Sweet built the four-story, 9,000-square-foot Italianate house in the 1860s. Nowak claimed it is the last remaining original home of one of the “great movers and shakers” of Grand Rapids.
Foundation members and staff report encountering the ghost of Sweet’s wife, Desdemona, on occasion. Sweet House Foundation General Manager Sue Pemberton claimed to have felt her presence while working late nights.
“I never believed in ghosts, but I do now,” Pemberton said, laughing. “It’s not anything harmful, that’s for sure. It’s just a situation where this is her home, and she wants to make sure everyone’s happy in this home.”

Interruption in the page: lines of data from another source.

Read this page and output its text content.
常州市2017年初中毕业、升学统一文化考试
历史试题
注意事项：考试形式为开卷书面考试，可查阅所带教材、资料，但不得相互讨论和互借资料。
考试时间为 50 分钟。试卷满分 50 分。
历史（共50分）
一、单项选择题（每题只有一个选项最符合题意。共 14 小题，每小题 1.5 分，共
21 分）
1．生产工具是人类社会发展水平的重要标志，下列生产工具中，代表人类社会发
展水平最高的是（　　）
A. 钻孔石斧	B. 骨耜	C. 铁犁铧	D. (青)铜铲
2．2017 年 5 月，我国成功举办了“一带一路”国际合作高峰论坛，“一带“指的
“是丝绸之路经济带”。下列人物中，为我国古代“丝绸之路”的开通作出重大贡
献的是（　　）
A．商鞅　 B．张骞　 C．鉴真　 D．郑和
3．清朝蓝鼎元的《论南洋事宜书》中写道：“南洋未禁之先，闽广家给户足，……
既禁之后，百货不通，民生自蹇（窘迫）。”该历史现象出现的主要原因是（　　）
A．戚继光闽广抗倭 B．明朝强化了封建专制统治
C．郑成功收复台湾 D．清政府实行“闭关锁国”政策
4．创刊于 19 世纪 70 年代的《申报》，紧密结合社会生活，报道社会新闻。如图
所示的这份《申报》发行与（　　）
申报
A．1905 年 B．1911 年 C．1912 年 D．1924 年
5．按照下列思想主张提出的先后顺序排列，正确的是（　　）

When Sweet and his wife passed away, the house became a conservatory for violin, piano and vocal lessons. Ottokar Malek, a musician from Bohemia, the present day Czech Republic, set up his music school in the house.
During the 1920s, the Sweet House became a “second rate” boarding house, a short period in the house’s history, which the foundation does not regard favorably.
“As a boarding house, it was chopped up, and a lot of things had been done to it,” Nowak said. “And (the Women’s City Club) tried to get as much of the original furniture.”
The Women’s City Club purchased the house in 1927 for $55,000 and renovated it completely, adding a main dining room, auditorium and the Wedgwood dining room, which Nowak said has hosted four U.S. Presidents: William McKinley, Teddy Roosevelt, William Howard Taft and Gerald Ford.
The Sweet House Foundation was established in 2005 as a 501(c)(3) organization and continues to maintain the house via a tax-deductible contribution from foundation members.
The Sweet House has been an open venue for ArtPrize, drawing several thousands of guests to experience the home each year, even when the Women’s City Club was present, and Pemberton said this would not change.
“We are excited about ArtPrize,” Pemberton said. “We’ve had anywhere between 20,000 and 30,000 people through here.”
Nowak said this fits with the foundation’s mission to allow the public to experience the Sweet House. The foundation continues to participate in the Heritage Hills tour for the same reason.
“All of the events that we’re going to be hosting from now on are open to the public,” she said. “So, it’s not just Sweet House Foundation members or Women’s City Club members, but the public is invited, as well.”
Pemberton said the auditorium has a maximum capacity of 150 guests and the main dining room holds 124. The Sweet House also owns 22 private parking spaces in an adjacent lot and 52 in a lot on 30 Lafayette Ave. SE.
The house is scheduled to host a dinner event June 26 with Hank Meijer, third-generation owner of the Meijer retail chain. Meijer will discuss his new biography about former U.S. senator and Grand Rapids native Arthur Vandenberg.
“We are just really honored and very appreciative of having this opportunity to showcase the house,” Pemberton said. “It’s such a great space … we’re not for sale, and we never will be for sale.”